Islam adalah agama yang sangat menjunjung tinggi hukum dan kedudukan. Benar dan salah terungkap dengan jelas dalam kehidupan. Kebenaran harus dijunjung setinggi-tingginya dan kesalahan harus difahami sebagai sesuatu yang sangat membahayakan. Ini semua harus tercermin dengan tegas saat kita mendidik buah hati.

Sekarang berkembang pola didik yang melarang menegur anak dengan alasan karena saat itu anak sedang proses memahami lingkungan. Sebagian lagi ada pola didik yang mengharuskan mengawali kata maaf saat menegur anak.

Sahabat Muslimah...

Perlu kita tandaskan disini bahwa tegas bukan berarti galak dan lembut bukan berarti penuh toleransi. Perlu kita ingat, dalam penelitian terungkap bahwa lebih dari 70% ketidaknyamanan yang dialami manusia saat ini, berakibat dari ketidakmampuannya untuk mengatakan TIDAK. walaupun sebenarnya dirinya tidak suka. Basa-basi itu berbeda jauh dengan akhlaq yang santun.

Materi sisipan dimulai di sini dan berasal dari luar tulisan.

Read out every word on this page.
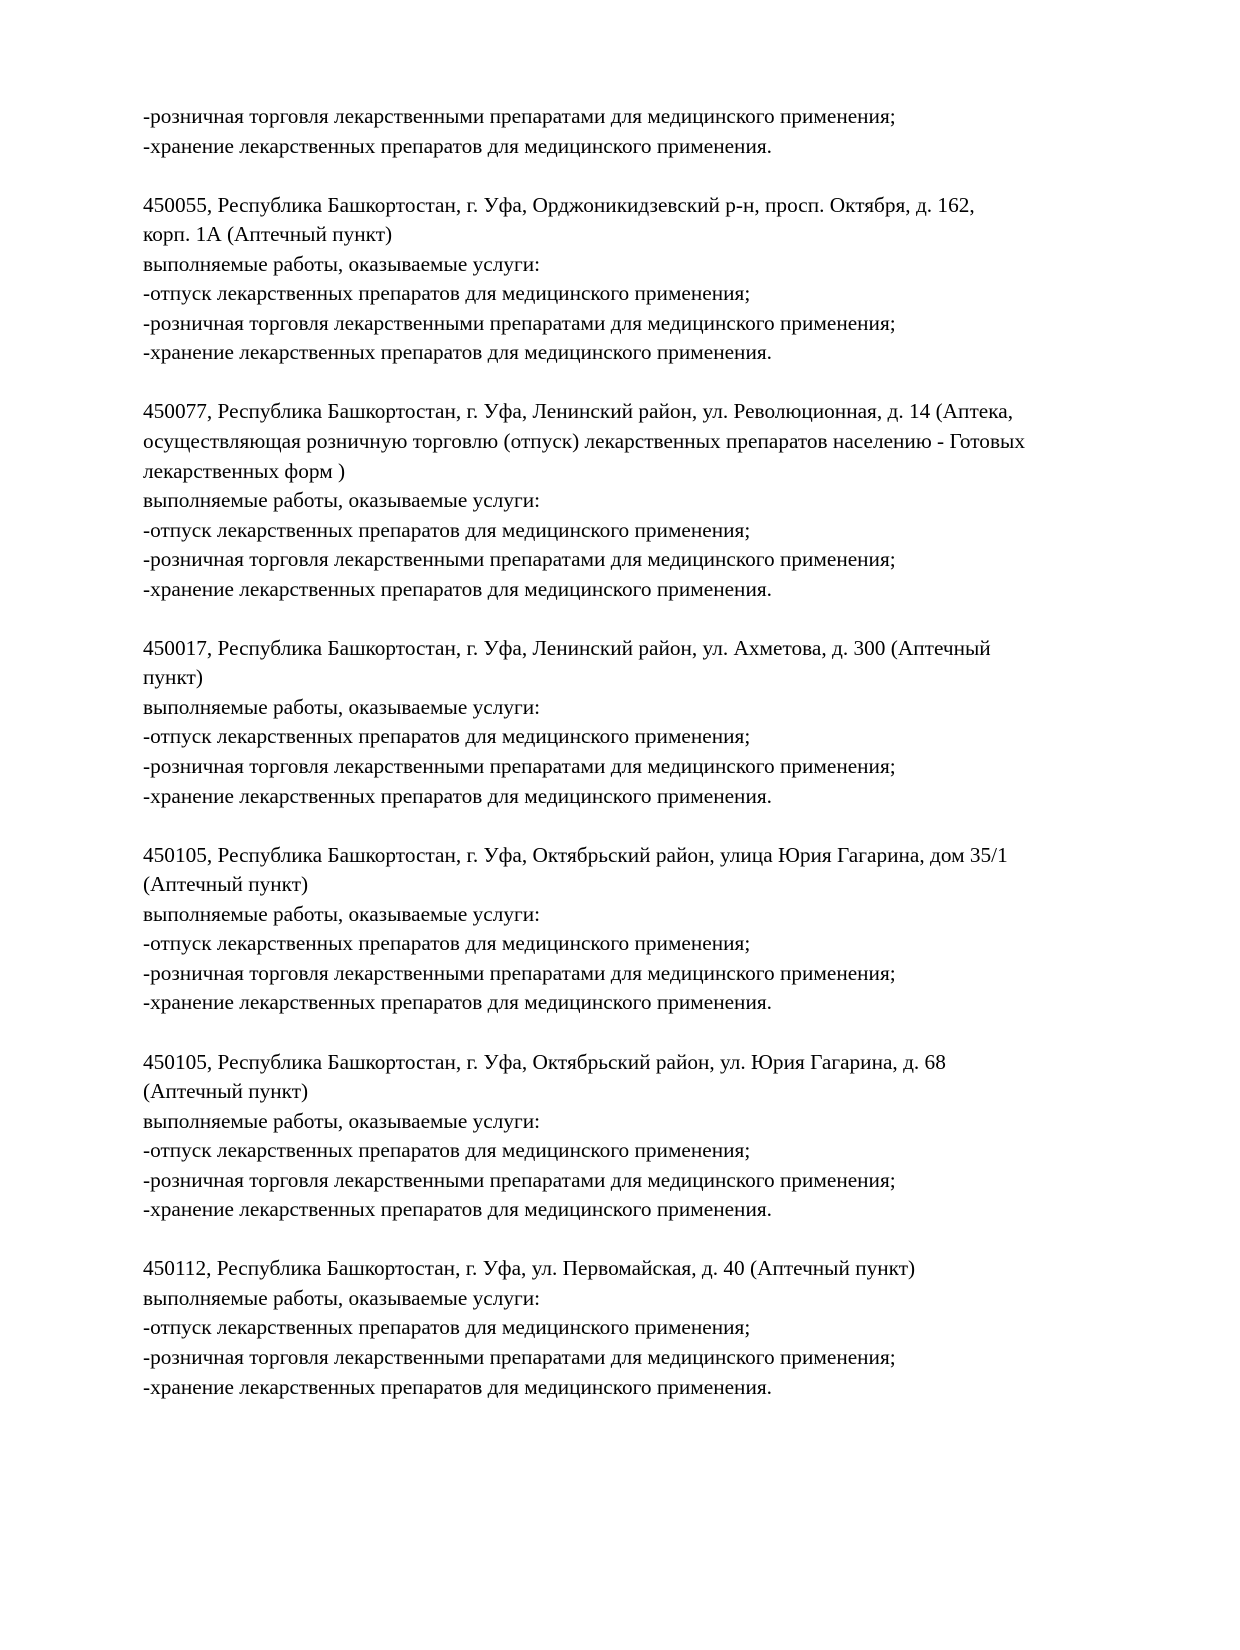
-розничная торговля лекарственными препаратами для медицинского применения;
-хранение лекарственных препаратов для медицинского применения.
450055, Республика Башкортостан, г. Уфа, Орджоникидзевский р-н, просп. Октября, д. 162,
корп. 1А (Аптечный пункт)
выполняемые работы, оказываемые услуги:
-отпуск лекарственных препаратов для медицинского применения;
-розничная торговля лекарственными препаратами для медицинского применения;
-хранение лекарственных препаратов для медицинского применения.
450077, Республика Башкортостан, г. Уфа, Ленинский район, ул. Революционная, д. 14 (Аптека,
осуществляющая розничную торговлю (отпуск) лекарственных препаратов населению - Готовых
лекарственных форм )
выполняемые работы, оказываемые услуги:
-отпуск лекарственных препаратов для медицинского применения;
-розничная торговля лекарственными препаратами для медицинского применения;
-хранение лекарственных препаратов для медицинского применения.
450017, Республика Башкортостан, г. Уфа, Ленинский район, ул. Ахметова, д. 300 (Аптечный
пункт)
выполняемые работы, оказываемые услуги:
-отпуск лекарственных препаратов для медицинского применения;
-розничная торговля лекарственными препаратами для медицинского применения;
-хранение лекарственных препаратов для медицинского применения.
450105, Республика Башкортостан, г. Уфа, Октябрьский район, улица Юрия Гагарина, дом 35/1
(Аптечный пункт)
выполняемые работы, оказываемые услуги:
-отпуск лекарственных препаратов для медицинского применения;
-розничная торговля лекарственными препаратами для медицинского применения;
-хранение лекарственных препаратов для медицинского применения.
450105, Республика Башкортостан, г. Уфа, Октябрьский район, ул. Юрия Гагарина, д. 68
(Аптечный пункт)
выполняемые работы, оказываемые услуги:
-отпуск лекарственных препаратов для медицинского применения;
-розничная торговля лекарственными препаратами для медицинского применения;
-хранение лекарственных препаратов для медицинского применения.
450112, Республика Башкортостан, г. Уфа, ул. Первомайская, д. 40 (Аптечный пункт)
выполняемые работы, оказываемые услуги:
-отпуск лекарственных препаратов для медицинского применения;
-розничная торговля лекарственными препаратами для медицинского применения;
-хранение лекарственных препаратов для медицинского применения.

Kalau kita menengok bahasa terindah di kolong langit yaitu bahas Al-Qur'an, Alloh telah mengajarkan dalam menyampaikan hukum begitu jelas, tanpa basa-basi namun tetap sejuk kita rasakan.

Maka menegur itu sangat penting, akan tetapi mencela harus kita buang kelaut. Maka disaat kita menegur, harus kita lihat mental anak serta situasi saat itu. Jangan sampai saat kita menegur namun terbaca dihadapan anak sebuah celaan. Sebagai ukuran yaitu perubahan. Ya... Perubahan. Disaat sudah muncul ekspresi maupun tindakan sebagai bentuk pemahaman atas kesalahan yang dilakukan, maka DILARANG MENEGUR KEMBALI, karena bila itu dilakukan akan terbaca sebagai celaan dihadapan anak. Bila ini terjadi bisa menimbulkan trauma yang berakibat pada rusaknya mental anak.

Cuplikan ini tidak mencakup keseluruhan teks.